У совершенно черного негра зубы, по идее, – черные. То, что они белые, – парадокс. А если мы согласимся с этим парадоксом, то, пожалуй, примем и следующий: худой советский мир все же лучше доброй карабахской ссоры. Для армян Сумгаита, для всех жителей Карабаха перестройка кончилась провалом.

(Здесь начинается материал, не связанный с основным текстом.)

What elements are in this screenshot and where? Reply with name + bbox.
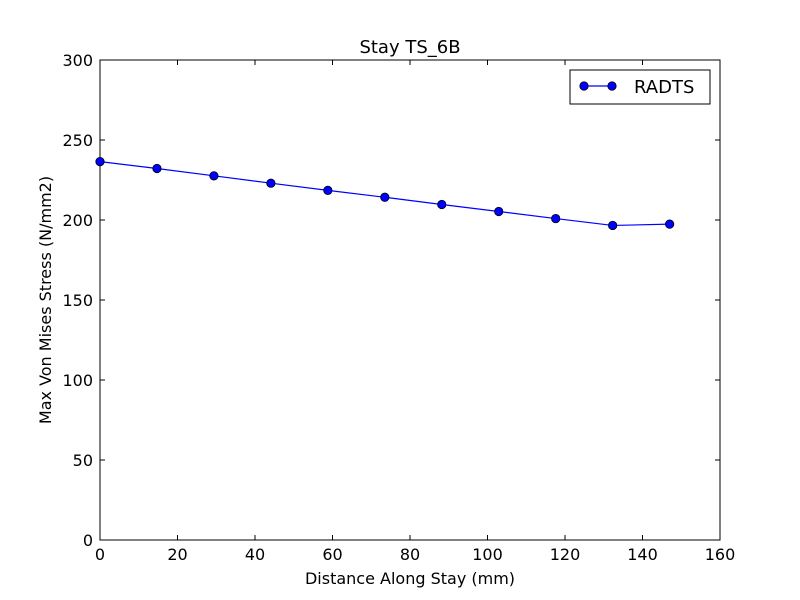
legend-marker [607,81,617,91]
data-point [608,220,618,231]
x-tick-label: 60 [322,545,342,564]
x-tick-label: 20 [167,545,187,564]
series-points [95,157,675,231]
y-tick-label: 200 [62,211,93,230]
x-axis-ticks: 0 20 40 60 80 100 120 140 160 [95,60,735,564]
x-tick-label: 80 [400,545,420,564]
data-point [266,178,276,188]
plot-area [99,59,721,541]
y-axis-ticks: 0 50 100 150 200 250 300 [62,51,720,550]
x-tick-label: 140 [627,545,658,564]
x-tick-label: 120 [550,545,581,564]
data-point [152,163,162,174]
data-point [494,206,504,217]
y-tick-label: 150 [62,291,93,310]
data-point [95,157,105,167]
x-tick-label: 160 [705,545,736,564]
y-tick-label: 50 [73,451,93,470]
y-tick-label: 100 [62,371,93,390]
x-tick-label: 0 [95,545,105,564]
data-point [437,199,447,210]
chart-title: Stay TS_6B [359,37,460,58]
legend-label: RADTS [634,77,694,98]
y-axis-label: Max Von Mises Stress (N/mm2) [36,176,55,424]
data-point [551,213,561,224]
x-tick-label: 100 [472,545,503,564]
y-tick-label: 300 [62,51,93,70]
y-tick-label: 0 [83,531,93,550]
data-point [380,192,390,202]
data-point [665,219,675,229]
data-point [323,185,333,195]
legend-box [569,69,711,105]
legend: RADTS [569,69,711,105]
x-axis-label: Distance Along Stay (mm) [305,569,515,588]
y-tick-label: 250 [62,131,93,150]
x-tick-label: 40 [245,545,265,564]
legend-marker [579,81,589,91]
data-point [209,171,219,181]
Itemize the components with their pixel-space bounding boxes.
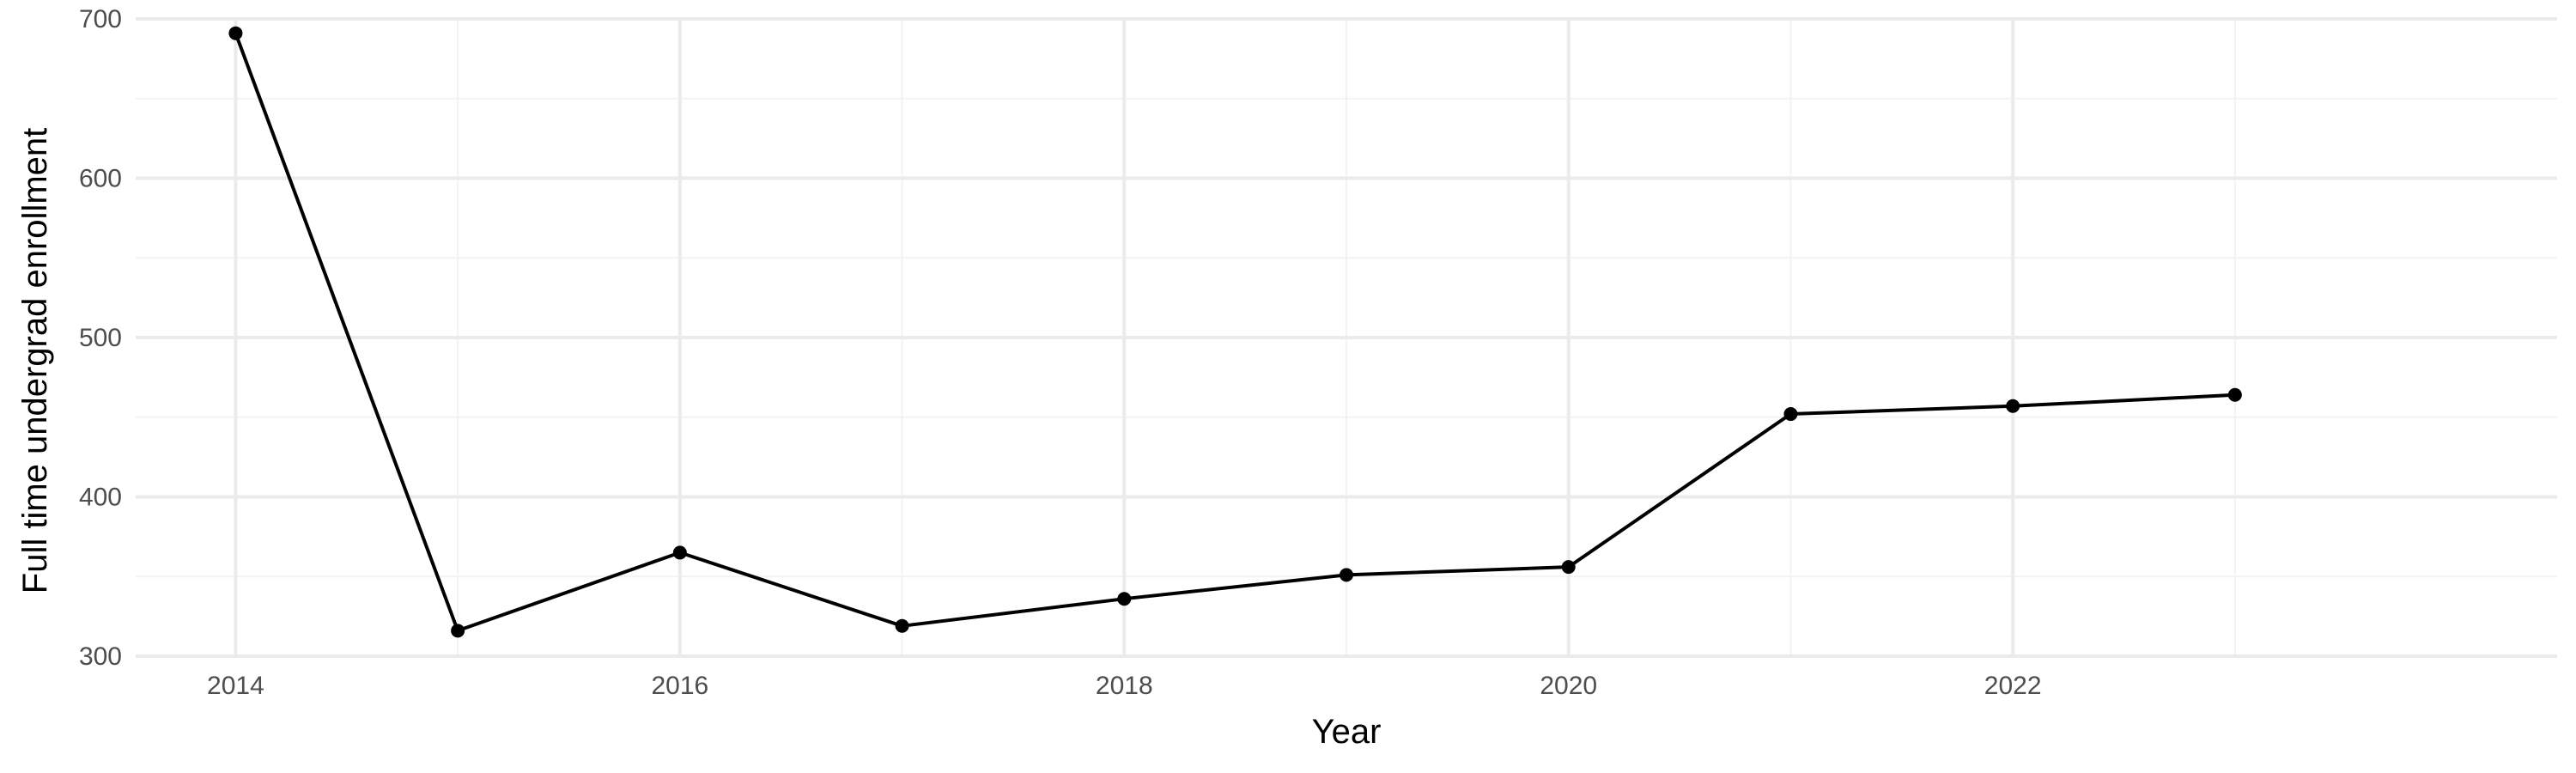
data-point [1561, 560, 1576, 575]
x-axis-title: Year [1312, 713, 1382, 751]
y-tick-label: 700 [79, 5, 122, 33]
y-tick-label: 600 [79, 165, 122, 193]
data-point [895, 618, 909, 633]
data-point [451, 624, 465, 638]
data-point [2227, 387, 2242, 402]
y-axis-title: Full time undergrad enrollment [16, 128, 54, 593]
major-gridlines [136, 17, 2557, 658]
x-tick-label: 2022 [1984, 672, 2042, 700]
y-axis-ticks: 300 400 500 600 700 [79, 5, 122, 671]
data-point [2006, 399, 2020, 413]
data-point [1340, 568, 1353, 582]
y-tick-label: 400 [79, 484, 122, 512]
x-tick-label: 2018 [1096, 672, 1153, 700]
x-tick-label: 2020 [1540, 672, 1597, 700]
data-point [1783, 407, 1798, 422]
y-tick-label: 300 [79, 642, 122, 671]
data-point [228, 26, 243, 40]
y-tick-label: 500 [79, 324, 122, 352]
x-tick-label: 2016 [651, 672, 708, 700]
data-point [672, 545, 687, 560]
series-line [234, 33, 2236, 633]
x-tick-label: 2014 [207, 672, 264, 700]
x-axis-ticks: 2014 2016 2018 2020 2022 [207, 672, 2041, 700]
series-layer [228, 26, 2242, 638]
data-point [1117, 592, 1132, 606]
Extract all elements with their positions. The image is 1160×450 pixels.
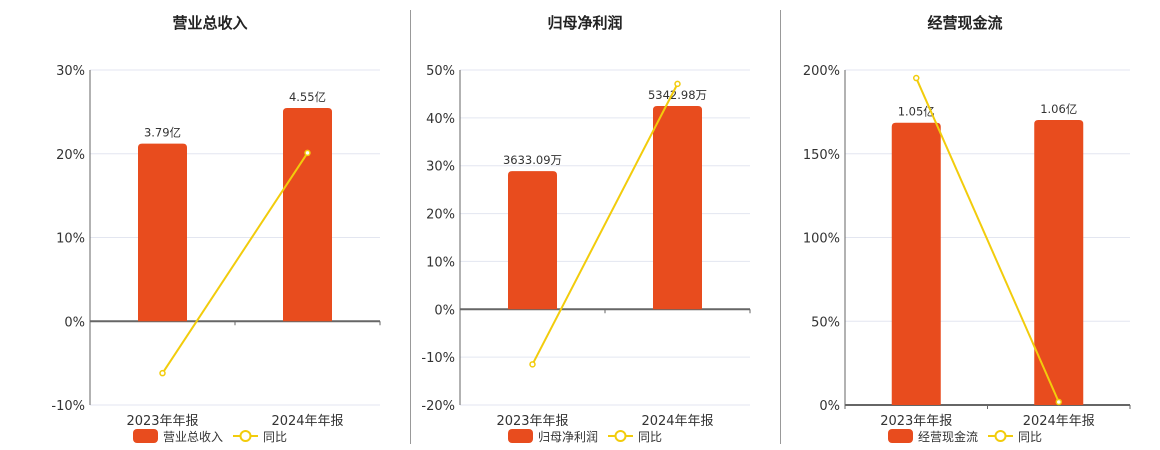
y-tick-label: 30% bbox=[56, 64, 85, 79]
y-tick-label: 50% bbox=[426, 64, 455, 79]
legend-line-marker bbox=[994, 430, 1007, 442]
y-tick-label: 100% bbox=[803, 232, 840, 247]
y-tick-label: 30% bbox=[426, 160, 455, 175]
x-tick-label: 2023年年报 bbox=[880, 414, 952, 429]
y-tick-label: 0% bbox=[819, 399, 840, 414]
legend-bar-label: 经营现金流 bbox=[918, 429, 978, 444]
bar bbox=[653, 106, 702, 310]
y-tick-label: 50% bbox=[811, 315, 840, 330]
y-tick-label: -10% bbox=[421, 351, 455, 366]
y-tick-label: 0% bbox=[64, 315, 85, 330]
bar bbox=[283, 107, 332, 322]
y-tick-label: 20% bbox=[56, 148, 85, 163]
chart-title: 归母净利润 bbox=[547, 14, 622, 32]
chart-2: 归母净利润 50% 40% 30% 20% 10% 0% -10% -20% 2023年年报 202… bbox=[421, 14, 751, 444]
y-tick-label: 20% bbox=[426, 208, 455, 223]
legend-bar-label: 营业总收入 bbox=[163, 430, 223, 444]
y-tick-label: 150% bbox=[803, 148, 840, 163]
x-tick-label: 2024年年报 bbox=[1023, 414, 1095, 429]
chart-title: 营业总收入 bbox=[172, 14, 247, 32]
divider bbox=[780, 10, 781, 444]
bar-data-label: 5342.98万 bbox=[648, 88, 707, 102]
bar bbox=[508, 171, 557, 310]
legend-line-label: 同比 bbox=[1018, 430, 1042, 444]
yoy-point bbox=[159, 369, 166, 377]
bar-data-label: 1.06亿 bbox=[1040, 102, 1077, 116]
legend-line-label: 同比 bbox=[638, 430, 662, 444]
bar-data-label: 3.79亿 bbox=[144, 126, 181, 140]
bar bbox=[1034, 120, 1084, 405]
bar bbox=[891, 122, 941, 406]
bar bbox=[138, 143, 187, 322]
legend-line-label: 同比 bbox=[263, 430, 287, 444]
legend-bar-swatch bbox=[508, 429, 533, 443]
chart-3: 经营现金流 200% 150% 100% 50% 0% 2023年年报 2024年年报 1.05… bbox=[803, 14, 1131, 444]
chart-1: 营业总收入 30% 20% 10% 0% -10% 2023年年报 2024年年报 3.79亿 4… bbox=[51, 14, 381, 444]
divider bbox=[410, 10, 411, 444]
x-tick-label: 2024年年报 bbox=[271, 414, 343, 429]
y-tick-label: -20% bbox=[421, 399, 455, 414]
chart-title: 经营现金流 bbox=[927, 14, 1002, 32]
yoy-point bbox=[674, 80, 681, 88]
x-tick-label: 2024年年报 bbox=[641, 414, 713, 429]
y-tick-label: 40% bbox=[426, 112, 455, 127]
yoy-point bbox=[304, 149, 311, 157]
x-tick-label: 2023年年报 bbox=[126, 414, 198, 429]
yoy-point bbox=[529, 361, 536, 368]
y-tick-label: 200% bbox=[803, 64, 840, 79]
yoy-point bbox=[1055, 398, 1062, 406]
yoy-point bbox=[913, 74, 920, 82]
bar-data-label: 3633.09万 bbox=[503, 153, 562, 167]
bar-data-label: 4.55亿 bbox=[289, 90, 326, 104]
legend-line-marker bbox=[239, 430, 252, 442]
yoy-line bbox=[531, 83, 679, 365]
y-tick-label: 10% bbox=[426, 255, 455, 270]
legend-bar-swatch bbox=[888, 429, 913, 443]
legend-bar-swatch bbox=[133, 429, 158, 443]
yoy-line bbox=[915, 77, 1060, 403]
legend-line-marker bbox=[614, 430, 627, 442]
x-tick-label: 2023年年报 bbox=[496, 414, 568, 429]
y-tick-label: 0% bbox=[434, 303, 455, 318]
bar-data-label: 1.05亿 bbox=[898, 105, 935, 119]
legend-bar-label: 归母净利润 bbox=[538, 430, 598, 444]
yoy-line bbox=[161, 152, 309, 374]
y-tick-label: 10% bbox=[56, 232, 85, 247]
y-tick-label: -10% bbox=[51, 399, 85, 414]
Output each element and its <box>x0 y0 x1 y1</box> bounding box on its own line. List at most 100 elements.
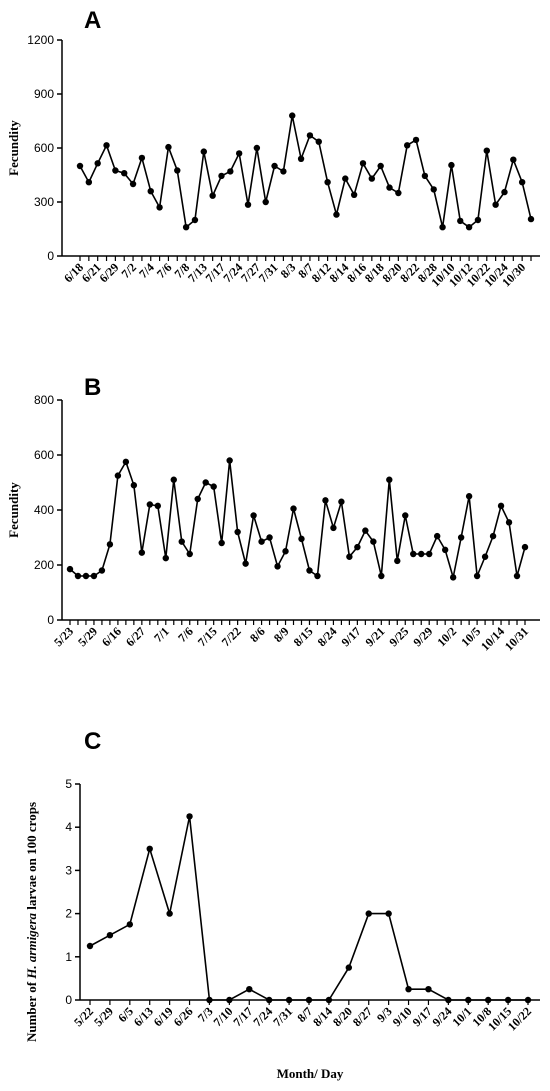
data-point <box>262 198 269 206</box>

Гораздо раньше меня – лет на двадцать – диагноз империи поставил Георгий Петрович Федотов, с еще большим чувством боли (от хотел сочетания империи и свободы, хотел России единой, неделимой и вольной, но понял, что это невозможно, что идея империи умерла, что конец второй мировой войны – это смерть всех империй). Ему было больно, хотя он не был современником Сумгаита и не видел по телевизору убитых и искалеченных граждан бывшей империи. Больно было даже мирно переходить от империи к содружеству наций вроде британского. Но не вышло и этого. Мы не преобразовали империю, мы ее самым дурацким образом развалили и теперь сорок лет будем бродить среди обломков.

Слишком долго мы пели: до основанья, а затем… Затем – казалось энтузиастам – будет чистое добро: многопартийность, рынок, свобода культуры… И когда это не вышло, люди стали кончать с собой. Так кончали с собой пламенные коммунисты после перехода к нэпу.

У меня этого надрыва не было и нет. Я просто не ждал торжества разума. Ждал хаоса и готов долго жить в хаосе.